Choices are made by management for sure, that satisfy constraints at the time. Is there an able bodied worker able to do the thing? Does the thing matter to one crazy person, or hundreds or more of non-crazy persons? How expensive is said thing to do? How many unintended consequences are there if we do said thing?

No kidding. But this is where frustration kicks in. Shopify is OLD by technical platform measures, a codebase in play since 2005. So 15 years, plus. While few can say they've mastered the whole, many are masters of small domains of it. And the frustration is, even with rolling API improvements, you can still drive tractor trailers through vast empty parking lots where there should be active loading bays.

So you cannot get an event when a product is added to a collection. OK. So you poll. That is nasty, but I guess it is what it is. Today I had a background job finally complete, repricing a single vendor's products (200,000 of them) using GraphQL and 24 hours of time. Wow. And when I dug in to optimize, because I remembered I could do some things in bulk, I found I could only update inventory at a location in bulk, nothing else. And then I was sad. Because one would think, updating prices in bulk would be a most natural thing in the world to support, a thing that is not terrible to implement, compared to inventory quantity with its myriad moving parts. Price is a kind of static attribute. There is nothing about price that is new in Shopify, it goes back to day one Shopify. So yes, I agree, all is fabulous, except when you need certain things and you know for sure, you are not that one crazy person that wants something you just can't have.

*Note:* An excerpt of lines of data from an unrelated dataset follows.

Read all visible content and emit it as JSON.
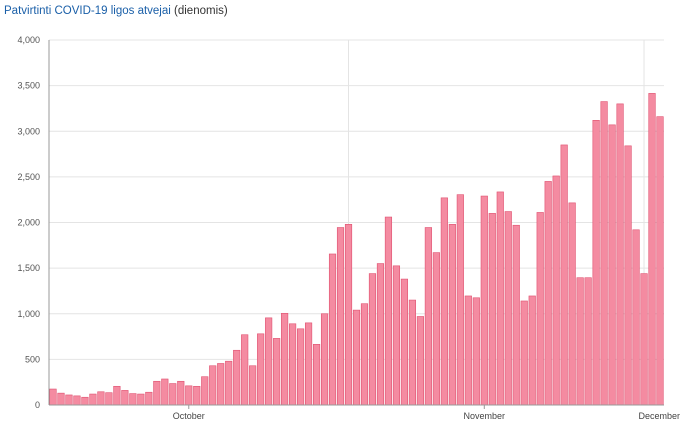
{
  "header": {
    "title": "Patvirtinti COVID-19 ligos atvejai",
    "title_suffix": "(dienomis)"
  },
  "chart_data": {
    "type": "bar",
    "title": "Patvirtinti COVID-19 ligos atvejai (dienomis)",
    "xlabel": "",
    "ylabel": "",
    "ylim": [
      0,
      4000
    ],
    "yticks": [
      0,
      500,
      1000,
      1500,
      2000,
      2500,
      3000,
      3500,
      4000
    ],
    "ytick_labels": [
      "0",
      "500",
      "1,000",
      "1,500",
      "2,000",
      "2,500",
      "3,000",
      "3,500",
      "4,000"
    ],
    "x_labels": [
      {
        "label": "October",
        "index": 17
      },
      {
        "label": "November",
        "index": 54
      },
      {
        "label": "December",
        "index": 90
      }
    ],
    "vertical_grid_at_index": [
      37.5,
      74.5
    ],
    "grid": true,
    "bar_color": "#f48ba1",
    "bar_edge_color": "#e0506f",
    "values": [
      175,
      130,
      110,
      100,
      85,
      120,
      145,
      135,
      205,
      160,
      125,
      120,
      140,
      260,
      285,
      235,
      260,
      210,
      205,
      310,
      430,
      455,
      480,
      600,
      770,
      430,
      780,
      955,
      730,
      1005,
      890,
      835,
      900,
      665,
      1000,
      1655,
      1945,
      1980,
      1040,
      1110,
      1440,
      1550,
      2060,
      1525,
      1380,
      1150,
      970,
      1945,
      1670,
      2270,
      1980,
      2305,
      1195,
      1175,
      2290,
      2100,
      2335,
      2120,
      1970,
      1140,
      1195,
      2110,
      2450,
      2510,
      2850,
      2215,
      1395,
      1395,
      3120,
      3325,
      3070,
      3300,
      2840,
      1920,
      1440,
      3415,
      3160
    ]
  }
}
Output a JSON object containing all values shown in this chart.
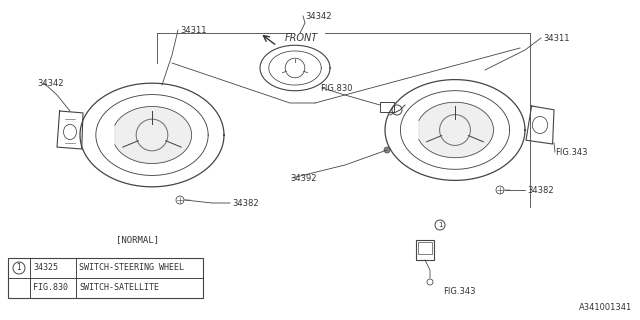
{
  "background_color": "#ffffff",
  "line_color": "#444444",
  "text_color": "#333333",
  "diagram_label": "A341001341",
  "front_label": "FRONT",
  "legend": [
    {
      "col1": "34325",
      "col2": "SWITCH-STEERING WHEEL"
    },
    {
      "col1": "FIG.830",
      "col2": "SWITCH-SATELLITE"
    }
  ]
}
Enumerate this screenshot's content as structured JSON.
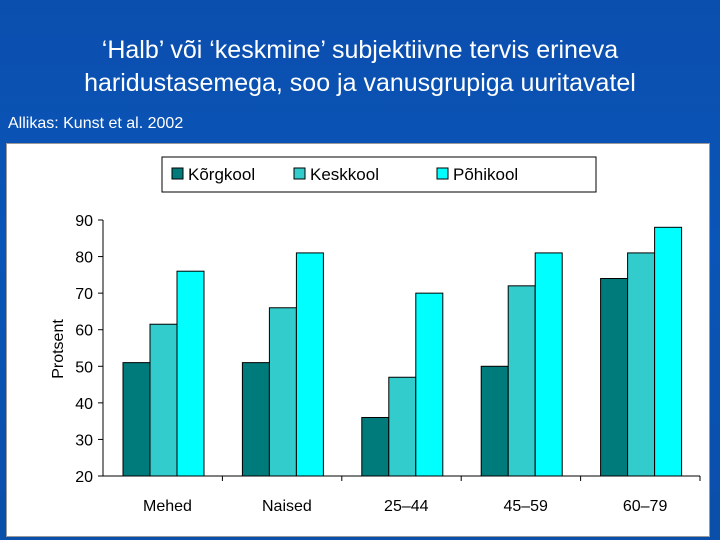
{
  "slide": {
    "title_line1": "‘Halb’ või ‘keskmine’ subjektiivne tervis erineva",
    "title_line2": "haridustasemega, soo ja vanusgrupiga uuritavatel",
    "source": "Allikas: Kunst et al. 2002"
  },
  "chart_data": {
    "type": "bar",
    "title": "",
    "xlabel": "",
    "ylabel": "Protsent",
    "ylim": [
      20,
      90
    ],
    "yticks": [
      20,
      30,
      40,
      50,
      60,
      70,
      80,
      90
    ],
    "categories": [
      "Mehed",
      "Naised",
      "25–44",
      "45–59",
      "60–79"
    ],
    "legend_position": "top",
    "grid": false,
    "series": [
      {
        "name": "Kõrgkool",
        "color": "#007b7b",
        "values": [
          51,
          51,
          36,
          50,
          74
        ]
      },
      {
        "name": "Keskkool",
        "color": "#33cccc",
        "values": [
          61.5,
          66,
          47,
          72,
          81
        ]
      },
      {
        "name": "Põhikool",
        "color": "#00ffff",
        "values": [
          76,
          81,
          70,
          81,
          88
        ]
      }
    ]
  }
}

We have had polls for features. If you cared to research it, probably more than two versions, but for sure, it has been tried many times. The problem is, polls are often polluted by crazy. It attracts everything from soup to nuts to Monads. And so how do you have them, and keep the quality without being rude. People will upvote or downvote anything, which is why reviews and stars and thumbs up and down are so weird to use as measures. If 99% of all forum users asked for infinite variants, or direct to customer messaging from Apps, would Shopify capitulate and say "Sure!, you can have that, no problem!"... I doubt it.